Debit air sungai Batanghari terus meningkat, mencapai ketinggian 380 cm. Kabupaten lain di provinsi Jambi juga telah dilanda banjir dengan ketinggian mencapai 4,5 meter. Diperkirakan aliran air dari hulu sungai akan memasuki wilayah Batanghari, berpotensi meningkatkan ketinggian air hingga 4,5 meter.
Bupati Batanghari, Muhammad Fadhil Arif, menekankan pentingnya kesiapsiagaan semua elemen pemerintah dalam memantau perkembangan banjir dan mengingatkan warga agar tetap waspada. Saat ini, 14.800 kepala keluarga dari 69 desa terdampak banjir di Kabupaten Batanghari.
“Saya meminta kepada seluruh kepala desa untuk terus memantau perkembangan banjir. Banjir berpotensi meluas, saat ini 14.800 kepala keluarga dari 69 desa telah terkena dampak banjir,” ungkap Fadhil Arif.
Dengan ditetapkannya status tanggap darurat banjir, pemerintah telah melakukan pendataan terhadap warga yang terdampak secara ekonomi. Bantuan akan disalurkan kepada daerah yang terdampak parah akibat banjir.

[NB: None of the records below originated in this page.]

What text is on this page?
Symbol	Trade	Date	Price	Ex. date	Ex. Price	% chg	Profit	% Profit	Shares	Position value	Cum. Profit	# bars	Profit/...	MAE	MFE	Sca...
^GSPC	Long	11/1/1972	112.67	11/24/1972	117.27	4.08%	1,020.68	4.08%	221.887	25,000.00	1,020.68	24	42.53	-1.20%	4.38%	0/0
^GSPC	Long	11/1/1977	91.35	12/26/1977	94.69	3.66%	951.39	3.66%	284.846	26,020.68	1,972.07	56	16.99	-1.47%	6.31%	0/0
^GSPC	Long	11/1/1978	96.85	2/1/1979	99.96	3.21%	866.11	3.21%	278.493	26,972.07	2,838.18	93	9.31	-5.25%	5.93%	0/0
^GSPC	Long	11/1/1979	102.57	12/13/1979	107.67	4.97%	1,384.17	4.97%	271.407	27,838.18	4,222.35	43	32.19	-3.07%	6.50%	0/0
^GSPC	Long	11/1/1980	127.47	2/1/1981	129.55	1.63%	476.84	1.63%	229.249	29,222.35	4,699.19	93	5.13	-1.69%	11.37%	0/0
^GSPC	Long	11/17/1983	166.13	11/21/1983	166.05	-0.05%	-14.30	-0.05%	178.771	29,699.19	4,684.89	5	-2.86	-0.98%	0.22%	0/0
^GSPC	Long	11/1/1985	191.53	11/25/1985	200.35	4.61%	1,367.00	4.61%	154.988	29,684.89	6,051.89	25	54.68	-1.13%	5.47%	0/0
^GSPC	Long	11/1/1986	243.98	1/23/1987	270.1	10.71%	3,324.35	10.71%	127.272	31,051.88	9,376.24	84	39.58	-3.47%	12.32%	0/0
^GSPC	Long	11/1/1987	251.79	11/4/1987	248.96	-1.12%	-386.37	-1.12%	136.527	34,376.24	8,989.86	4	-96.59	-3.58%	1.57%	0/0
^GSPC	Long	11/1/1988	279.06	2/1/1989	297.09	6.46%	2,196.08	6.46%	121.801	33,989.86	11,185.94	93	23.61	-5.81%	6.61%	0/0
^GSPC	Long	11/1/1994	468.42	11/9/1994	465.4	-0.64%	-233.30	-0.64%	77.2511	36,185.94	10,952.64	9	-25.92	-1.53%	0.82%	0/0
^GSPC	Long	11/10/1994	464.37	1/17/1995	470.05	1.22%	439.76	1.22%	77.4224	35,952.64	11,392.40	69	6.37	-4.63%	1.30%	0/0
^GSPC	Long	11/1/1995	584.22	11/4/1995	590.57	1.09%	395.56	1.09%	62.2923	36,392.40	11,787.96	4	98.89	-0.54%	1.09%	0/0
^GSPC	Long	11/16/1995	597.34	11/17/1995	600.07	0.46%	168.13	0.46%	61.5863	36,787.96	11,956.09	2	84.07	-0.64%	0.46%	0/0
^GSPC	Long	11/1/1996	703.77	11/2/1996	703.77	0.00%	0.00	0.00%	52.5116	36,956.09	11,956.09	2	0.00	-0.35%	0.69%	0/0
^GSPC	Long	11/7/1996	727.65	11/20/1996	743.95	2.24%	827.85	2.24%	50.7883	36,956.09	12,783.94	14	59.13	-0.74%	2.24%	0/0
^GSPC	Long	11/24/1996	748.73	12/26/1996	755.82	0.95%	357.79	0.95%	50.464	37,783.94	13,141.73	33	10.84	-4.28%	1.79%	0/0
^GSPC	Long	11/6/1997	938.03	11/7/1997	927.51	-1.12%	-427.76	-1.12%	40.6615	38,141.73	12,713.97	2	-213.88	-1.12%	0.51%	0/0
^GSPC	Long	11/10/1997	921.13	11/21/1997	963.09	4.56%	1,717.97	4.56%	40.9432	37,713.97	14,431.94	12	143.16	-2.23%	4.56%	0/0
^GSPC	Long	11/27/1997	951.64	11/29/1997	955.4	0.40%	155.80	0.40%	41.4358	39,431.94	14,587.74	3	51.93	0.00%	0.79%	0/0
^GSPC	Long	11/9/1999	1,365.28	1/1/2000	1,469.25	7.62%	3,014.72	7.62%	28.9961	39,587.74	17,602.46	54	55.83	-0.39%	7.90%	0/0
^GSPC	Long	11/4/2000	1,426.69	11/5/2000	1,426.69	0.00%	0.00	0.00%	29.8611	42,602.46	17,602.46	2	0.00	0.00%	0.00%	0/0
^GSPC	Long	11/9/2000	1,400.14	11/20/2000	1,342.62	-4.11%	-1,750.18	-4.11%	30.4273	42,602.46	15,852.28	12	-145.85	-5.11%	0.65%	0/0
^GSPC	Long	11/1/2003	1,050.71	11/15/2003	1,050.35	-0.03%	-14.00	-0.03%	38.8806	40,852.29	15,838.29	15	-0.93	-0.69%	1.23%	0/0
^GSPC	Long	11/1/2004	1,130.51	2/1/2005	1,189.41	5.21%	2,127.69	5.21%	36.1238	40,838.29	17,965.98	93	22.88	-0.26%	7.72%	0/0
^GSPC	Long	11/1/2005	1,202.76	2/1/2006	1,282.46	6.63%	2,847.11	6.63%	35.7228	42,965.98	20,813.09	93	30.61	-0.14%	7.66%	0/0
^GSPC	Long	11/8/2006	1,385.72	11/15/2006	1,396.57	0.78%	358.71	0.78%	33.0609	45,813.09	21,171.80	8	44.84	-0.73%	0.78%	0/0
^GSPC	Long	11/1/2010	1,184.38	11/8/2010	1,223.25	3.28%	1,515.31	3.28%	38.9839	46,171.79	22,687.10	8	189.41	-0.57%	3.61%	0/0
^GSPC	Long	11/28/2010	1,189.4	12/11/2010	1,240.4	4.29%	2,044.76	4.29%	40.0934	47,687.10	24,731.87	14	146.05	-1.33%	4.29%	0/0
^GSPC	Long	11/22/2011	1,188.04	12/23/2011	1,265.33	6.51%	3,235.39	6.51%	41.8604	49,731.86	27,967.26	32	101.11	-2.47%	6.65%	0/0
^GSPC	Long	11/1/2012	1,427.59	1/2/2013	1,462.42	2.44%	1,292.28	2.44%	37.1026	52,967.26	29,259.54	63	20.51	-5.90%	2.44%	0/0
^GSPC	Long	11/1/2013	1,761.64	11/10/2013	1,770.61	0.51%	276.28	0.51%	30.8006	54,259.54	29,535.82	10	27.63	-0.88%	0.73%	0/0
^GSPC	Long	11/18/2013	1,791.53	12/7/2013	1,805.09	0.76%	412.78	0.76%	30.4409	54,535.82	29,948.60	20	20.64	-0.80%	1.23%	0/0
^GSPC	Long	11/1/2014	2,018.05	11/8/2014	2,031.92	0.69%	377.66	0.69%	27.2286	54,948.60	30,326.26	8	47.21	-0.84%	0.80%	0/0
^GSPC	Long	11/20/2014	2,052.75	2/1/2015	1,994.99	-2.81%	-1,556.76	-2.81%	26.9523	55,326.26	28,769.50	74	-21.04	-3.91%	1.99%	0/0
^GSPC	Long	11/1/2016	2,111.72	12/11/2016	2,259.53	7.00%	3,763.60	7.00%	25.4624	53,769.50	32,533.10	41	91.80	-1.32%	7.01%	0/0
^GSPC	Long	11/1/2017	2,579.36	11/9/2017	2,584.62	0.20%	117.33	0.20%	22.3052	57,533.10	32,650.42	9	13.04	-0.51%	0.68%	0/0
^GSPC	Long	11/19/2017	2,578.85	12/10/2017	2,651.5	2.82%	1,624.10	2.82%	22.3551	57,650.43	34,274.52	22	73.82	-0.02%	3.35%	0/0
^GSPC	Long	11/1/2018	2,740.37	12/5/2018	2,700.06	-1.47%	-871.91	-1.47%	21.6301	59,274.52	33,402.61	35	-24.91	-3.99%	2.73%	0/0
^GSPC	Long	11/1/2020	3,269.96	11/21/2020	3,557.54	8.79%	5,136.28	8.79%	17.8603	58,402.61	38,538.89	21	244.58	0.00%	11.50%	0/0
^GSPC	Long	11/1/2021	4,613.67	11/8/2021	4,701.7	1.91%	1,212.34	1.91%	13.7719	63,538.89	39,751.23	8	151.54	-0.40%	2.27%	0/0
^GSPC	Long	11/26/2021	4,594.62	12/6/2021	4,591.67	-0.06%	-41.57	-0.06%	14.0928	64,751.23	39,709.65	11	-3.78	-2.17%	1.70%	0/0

“Kami telah menetapkan status tanggap darurat banjir. Saat ini, kami telah membantu membuka tenda pengungsian bagi warga, namun bantuan pangan belum tersedia. Setelah status dinaikkan, kami akan mendata dampak ekonomi terparah dan memberikan bantuan,” jelasnya.
Dampak meluasnya banjir di Kabupaten Batanghari membuat Bupati Fadhil mengultimatum kepada seluruh kepala desa untuk proaktif mengingatkan warga agar berhati-hati. Anak-anak juga diminta untuk tidak bermain dengan air banjir. Selain itu, warga diimbau untuk menjaga kesehatan dengan bantuan puskesmas dan dokter tangguh yang terus memantau kesehatan warga yang terdampak banjir.
“Banjir semakin meluas, kesehatan warga perlu dijaga. Puskesmas dan dokter tangguh harus sigap dalam membantu kesehatan warga,” tutup Fadhil.